Les Romans Occultes de Dion Fortune
Le Taureau Ailé
par A.Sumner version française Tof et Maud K.
Le Taureau Ailé est le nom d’un grand sphinx babylonien : il a le corps d’un taureau, des ailes couvrant son dos et la tête d’un noble babylonien, avec sa barbe et son couvre chef caractéristique. On peut encore le voir aujourd’hui au British Museum à Londres. Sur la plaquette devant lui, il est décrit comme un « Esprit Gardien » c’est à dire qu’il aurait été placé à l’entrée d’un temple, avec ses congénères, pour le garder. Je dois admettre que quand je l’ai vu moi-même l’an passé, j’ai trouvé intéressant de penser que je me tenais probablement au même endroit que Dion elle-même 70 ans plus tôt.
Mais pour l’imagination fertile de Dion, ce Taureau ailé n’est pas vraiment un esprit gardien mais plutôt une métaphore pour la sexualité (le Taureau) qui est sublimée par la Spiritualité (ses ailes). Dion prolonge cette métaphore, en parlant d’une fictive « Messe du Taureau » (c’est à dire sans ailes) qui est conduite par une loge de magiciens noirs : il s’agit implicitement d’une sorte de « messe noire » comme celle conduite par La Voisin – même si dans le roman on ne parvient jamais à procéder au rituel infâme.
Le thème central est la magie curative d’un homme et d’une femme. Elle (Ursula) a été réduite à l’état d’épave névrotique et sans volonté à cause de sa collaboration avec un magicien noir. L'homme (Murchison) qui est déterminé à la sauver, constate qu’il doit lutter contre les imperfections de sa propre personnalité. Il s’agit d’un homme fier mais isolé ; pendant longtemps il a du mal à ressentir de la compassion pour la demoiselle qu’il est sensé sauver.
L'agent de cette transmutation magique est un magicien vieux et sage, qui, significativement, n’est lié à aucune organisation magique. Ce même magicien possède non seulement son propre appartement à Londres mais a aussi un revenu personnel - de sorte qu’il n’est pas obligé de travailler mais peut consacrer tout son temps à l’occulte. (Ah, si seulement…)

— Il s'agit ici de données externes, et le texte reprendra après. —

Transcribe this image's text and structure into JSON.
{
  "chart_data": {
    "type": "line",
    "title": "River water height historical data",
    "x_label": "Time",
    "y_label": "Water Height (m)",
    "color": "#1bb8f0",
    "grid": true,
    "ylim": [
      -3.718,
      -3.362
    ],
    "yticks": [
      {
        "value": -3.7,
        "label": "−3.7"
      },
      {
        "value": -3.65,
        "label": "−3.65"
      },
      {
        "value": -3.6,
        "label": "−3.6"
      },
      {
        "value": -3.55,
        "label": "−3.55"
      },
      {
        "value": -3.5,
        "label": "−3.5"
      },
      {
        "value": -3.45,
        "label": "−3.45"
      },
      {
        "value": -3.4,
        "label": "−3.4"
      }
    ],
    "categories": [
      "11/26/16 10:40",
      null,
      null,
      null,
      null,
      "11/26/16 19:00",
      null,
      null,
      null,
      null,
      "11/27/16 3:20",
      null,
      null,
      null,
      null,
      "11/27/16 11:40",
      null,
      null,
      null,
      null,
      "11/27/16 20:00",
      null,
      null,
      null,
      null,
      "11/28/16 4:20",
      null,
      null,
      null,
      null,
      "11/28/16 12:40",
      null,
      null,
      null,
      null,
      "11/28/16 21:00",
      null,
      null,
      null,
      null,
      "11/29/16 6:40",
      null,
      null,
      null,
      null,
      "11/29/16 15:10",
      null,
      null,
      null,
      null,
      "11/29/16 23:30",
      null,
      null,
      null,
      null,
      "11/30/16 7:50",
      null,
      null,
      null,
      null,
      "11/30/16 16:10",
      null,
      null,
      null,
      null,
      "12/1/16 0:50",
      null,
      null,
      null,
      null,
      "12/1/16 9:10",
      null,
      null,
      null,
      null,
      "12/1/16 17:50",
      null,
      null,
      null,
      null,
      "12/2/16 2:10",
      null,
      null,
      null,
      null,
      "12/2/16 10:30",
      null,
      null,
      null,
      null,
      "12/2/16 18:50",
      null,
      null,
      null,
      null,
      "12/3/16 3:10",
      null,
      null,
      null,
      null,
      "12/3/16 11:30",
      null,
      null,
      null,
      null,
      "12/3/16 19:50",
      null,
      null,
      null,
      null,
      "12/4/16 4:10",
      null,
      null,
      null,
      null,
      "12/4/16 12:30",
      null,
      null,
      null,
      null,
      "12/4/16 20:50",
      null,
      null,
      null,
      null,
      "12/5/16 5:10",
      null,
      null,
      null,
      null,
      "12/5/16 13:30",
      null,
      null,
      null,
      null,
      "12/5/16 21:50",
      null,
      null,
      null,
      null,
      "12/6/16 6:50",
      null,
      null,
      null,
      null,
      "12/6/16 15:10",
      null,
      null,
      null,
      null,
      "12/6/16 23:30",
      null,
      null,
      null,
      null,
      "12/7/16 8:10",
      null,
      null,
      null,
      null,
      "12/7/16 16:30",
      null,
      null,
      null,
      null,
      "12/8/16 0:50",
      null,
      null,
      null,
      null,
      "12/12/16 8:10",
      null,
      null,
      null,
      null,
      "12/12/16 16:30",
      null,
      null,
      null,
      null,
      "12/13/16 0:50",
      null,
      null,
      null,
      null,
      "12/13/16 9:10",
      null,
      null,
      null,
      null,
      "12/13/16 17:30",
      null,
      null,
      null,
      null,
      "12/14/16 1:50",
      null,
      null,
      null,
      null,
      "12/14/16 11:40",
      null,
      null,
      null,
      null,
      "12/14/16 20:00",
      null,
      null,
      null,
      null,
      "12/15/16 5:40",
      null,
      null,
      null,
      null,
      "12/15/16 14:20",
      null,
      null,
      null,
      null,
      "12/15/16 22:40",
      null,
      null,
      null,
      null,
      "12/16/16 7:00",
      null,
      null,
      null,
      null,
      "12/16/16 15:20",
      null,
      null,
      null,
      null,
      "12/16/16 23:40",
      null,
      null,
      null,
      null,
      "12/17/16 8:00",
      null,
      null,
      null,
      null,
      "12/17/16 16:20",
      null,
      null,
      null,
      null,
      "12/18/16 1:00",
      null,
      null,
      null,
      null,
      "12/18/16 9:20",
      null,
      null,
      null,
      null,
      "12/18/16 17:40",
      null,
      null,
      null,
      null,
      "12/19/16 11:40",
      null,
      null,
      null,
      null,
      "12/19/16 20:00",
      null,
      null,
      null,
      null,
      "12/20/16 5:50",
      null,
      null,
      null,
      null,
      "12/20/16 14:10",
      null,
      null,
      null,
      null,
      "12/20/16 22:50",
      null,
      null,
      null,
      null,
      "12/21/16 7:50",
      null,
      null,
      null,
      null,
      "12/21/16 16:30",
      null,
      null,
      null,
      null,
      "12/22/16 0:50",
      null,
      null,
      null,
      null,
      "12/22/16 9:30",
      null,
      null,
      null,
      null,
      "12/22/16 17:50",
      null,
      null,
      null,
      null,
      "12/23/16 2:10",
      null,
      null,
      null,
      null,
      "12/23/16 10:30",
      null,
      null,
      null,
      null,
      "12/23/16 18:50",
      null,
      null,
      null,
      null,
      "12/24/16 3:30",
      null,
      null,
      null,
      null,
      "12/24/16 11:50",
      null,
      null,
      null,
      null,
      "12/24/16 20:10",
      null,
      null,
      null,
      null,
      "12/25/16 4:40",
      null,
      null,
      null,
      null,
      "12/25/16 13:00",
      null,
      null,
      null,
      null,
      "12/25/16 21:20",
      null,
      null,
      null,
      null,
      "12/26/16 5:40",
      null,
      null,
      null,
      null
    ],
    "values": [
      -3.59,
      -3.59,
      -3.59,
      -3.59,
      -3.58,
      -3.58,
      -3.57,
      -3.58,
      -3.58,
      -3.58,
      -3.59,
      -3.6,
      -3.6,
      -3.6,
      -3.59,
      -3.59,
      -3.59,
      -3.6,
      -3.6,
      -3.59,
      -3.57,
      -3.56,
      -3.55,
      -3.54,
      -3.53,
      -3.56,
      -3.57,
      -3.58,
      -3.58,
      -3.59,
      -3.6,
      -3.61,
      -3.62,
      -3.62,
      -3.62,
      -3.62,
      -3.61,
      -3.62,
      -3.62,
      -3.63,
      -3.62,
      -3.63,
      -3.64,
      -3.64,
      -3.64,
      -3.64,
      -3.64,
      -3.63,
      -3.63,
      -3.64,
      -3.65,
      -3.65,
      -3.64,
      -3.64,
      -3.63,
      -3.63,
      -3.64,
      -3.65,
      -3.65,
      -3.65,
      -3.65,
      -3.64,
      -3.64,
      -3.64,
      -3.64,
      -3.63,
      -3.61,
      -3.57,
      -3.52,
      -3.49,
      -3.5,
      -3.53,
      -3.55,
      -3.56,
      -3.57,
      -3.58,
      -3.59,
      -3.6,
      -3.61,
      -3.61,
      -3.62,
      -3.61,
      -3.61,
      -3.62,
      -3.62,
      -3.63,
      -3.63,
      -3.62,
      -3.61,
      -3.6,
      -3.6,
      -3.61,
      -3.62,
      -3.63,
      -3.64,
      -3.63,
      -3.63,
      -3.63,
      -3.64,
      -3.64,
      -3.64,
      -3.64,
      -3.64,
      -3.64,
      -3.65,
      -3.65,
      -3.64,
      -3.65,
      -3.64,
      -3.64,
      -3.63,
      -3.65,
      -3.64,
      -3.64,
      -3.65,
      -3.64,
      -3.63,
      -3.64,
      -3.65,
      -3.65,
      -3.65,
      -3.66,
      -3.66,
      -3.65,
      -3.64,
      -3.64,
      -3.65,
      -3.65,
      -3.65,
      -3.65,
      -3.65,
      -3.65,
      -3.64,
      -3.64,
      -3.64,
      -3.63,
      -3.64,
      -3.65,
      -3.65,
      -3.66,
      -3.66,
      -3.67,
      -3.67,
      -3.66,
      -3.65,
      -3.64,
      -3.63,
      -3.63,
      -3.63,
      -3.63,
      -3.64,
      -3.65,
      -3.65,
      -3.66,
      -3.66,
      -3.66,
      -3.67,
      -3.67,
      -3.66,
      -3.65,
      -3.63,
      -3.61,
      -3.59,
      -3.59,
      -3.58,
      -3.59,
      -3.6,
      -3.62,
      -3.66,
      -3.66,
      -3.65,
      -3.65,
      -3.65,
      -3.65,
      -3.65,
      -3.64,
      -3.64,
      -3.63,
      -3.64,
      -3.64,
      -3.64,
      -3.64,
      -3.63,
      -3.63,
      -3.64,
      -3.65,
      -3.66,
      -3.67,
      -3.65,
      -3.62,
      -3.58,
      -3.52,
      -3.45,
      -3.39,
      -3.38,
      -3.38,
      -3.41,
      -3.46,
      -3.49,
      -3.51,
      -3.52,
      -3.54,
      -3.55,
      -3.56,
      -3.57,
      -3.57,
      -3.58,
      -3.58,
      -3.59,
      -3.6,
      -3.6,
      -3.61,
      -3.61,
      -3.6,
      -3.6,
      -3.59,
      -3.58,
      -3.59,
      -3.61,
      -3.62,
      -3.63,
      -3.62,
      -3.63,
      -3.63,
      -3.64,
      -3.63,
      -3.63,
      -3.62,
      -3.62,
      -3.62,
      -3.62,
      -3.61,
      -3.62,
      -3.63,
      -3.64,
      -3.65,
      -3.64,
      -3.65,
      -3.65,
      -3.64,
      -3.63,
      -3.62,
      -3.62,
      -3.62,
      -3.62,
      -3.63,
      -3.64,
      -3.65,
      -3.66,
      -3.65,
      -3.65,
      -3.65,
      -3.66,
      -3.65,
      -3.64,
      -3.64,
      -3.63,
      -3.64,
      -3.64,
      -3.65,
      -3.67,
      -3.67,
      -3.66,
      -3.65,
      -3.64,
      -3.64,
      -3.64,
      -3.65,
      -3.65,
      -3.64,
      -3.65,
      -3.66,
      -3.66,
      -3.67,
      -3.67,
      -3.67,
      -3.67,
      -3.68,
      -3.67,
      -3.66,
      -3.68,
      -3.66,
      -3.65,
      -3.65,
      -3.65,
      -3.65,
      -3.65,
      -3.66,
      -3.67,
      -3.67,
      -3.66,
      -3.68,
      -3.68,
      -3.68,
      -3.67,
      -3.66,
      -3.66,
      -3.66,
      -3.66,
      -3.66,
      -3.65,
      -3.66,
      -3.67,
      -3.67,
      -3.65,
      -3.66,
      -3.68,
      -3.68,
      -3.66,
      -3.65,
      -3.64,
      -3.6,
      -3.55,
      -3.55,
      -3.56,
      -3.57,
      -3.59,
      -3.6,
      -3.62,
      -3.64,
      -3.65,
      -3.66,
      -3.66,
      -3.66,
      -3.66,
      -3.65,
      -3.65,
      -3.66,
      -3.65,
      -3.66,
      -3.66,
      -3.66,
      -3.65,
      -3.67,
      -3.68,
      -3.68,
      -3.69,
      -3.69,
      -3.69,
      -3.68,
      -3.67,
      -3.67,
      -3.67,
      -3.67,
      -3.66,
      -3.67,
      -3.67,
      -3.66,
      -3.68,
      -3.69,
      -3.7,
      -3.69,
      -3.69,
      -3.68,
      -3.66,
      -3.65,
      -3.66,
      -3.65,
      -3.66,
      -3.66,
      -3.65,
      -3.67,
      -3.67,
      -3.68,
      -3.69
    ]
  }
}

Même si Fortune semblait être une féministe dans Les Secrets du Docteur Taverner, dans ce roman, Ursula n’apparaît pas, dans un premier temps, comme un personnage très sympathique. En tant que lecteurs, on nous donne l’impression qu’elle est elle-même partiellement responsable de sa situation fâcheuse. Pourquoi ? Pour Dion Fortune, les soins magiques au centre de l’histoire sont une métaphore pour quelque chose que dans la vie, les deux sexes doivent généralement expérimenter. Murchison, représentant les hommes, est guéri quand il apprend la véritable signification du sacrifice de soi et admet ses propres sentiments de compassion et de sensibilité envers Ursula. Ursula, représentant les femmes, se rend compte par la suite qu’elle doit accepter la sexualité au lieu de la réprimer : elle se rend d’ailleurs aussi compte qu’elle n’avait pas assez pris en compte les efforts de Murchison. Finalement, elle le sauve d’une fin odieuse aux mains des magiciens noirs en étant elle-même courageuse.
Ainsi, il est guéri en devenant sensible et compatissant et elle est guérie en devenant positive, courageuse et responsable de sa propre sexualité. C’est comme si les deux personnes étaient en fait guéries en acceptant ce que Fortune considère comme les meilleures caractéristiques du sexe opposé - un équilibre des énergies masculines et féminines.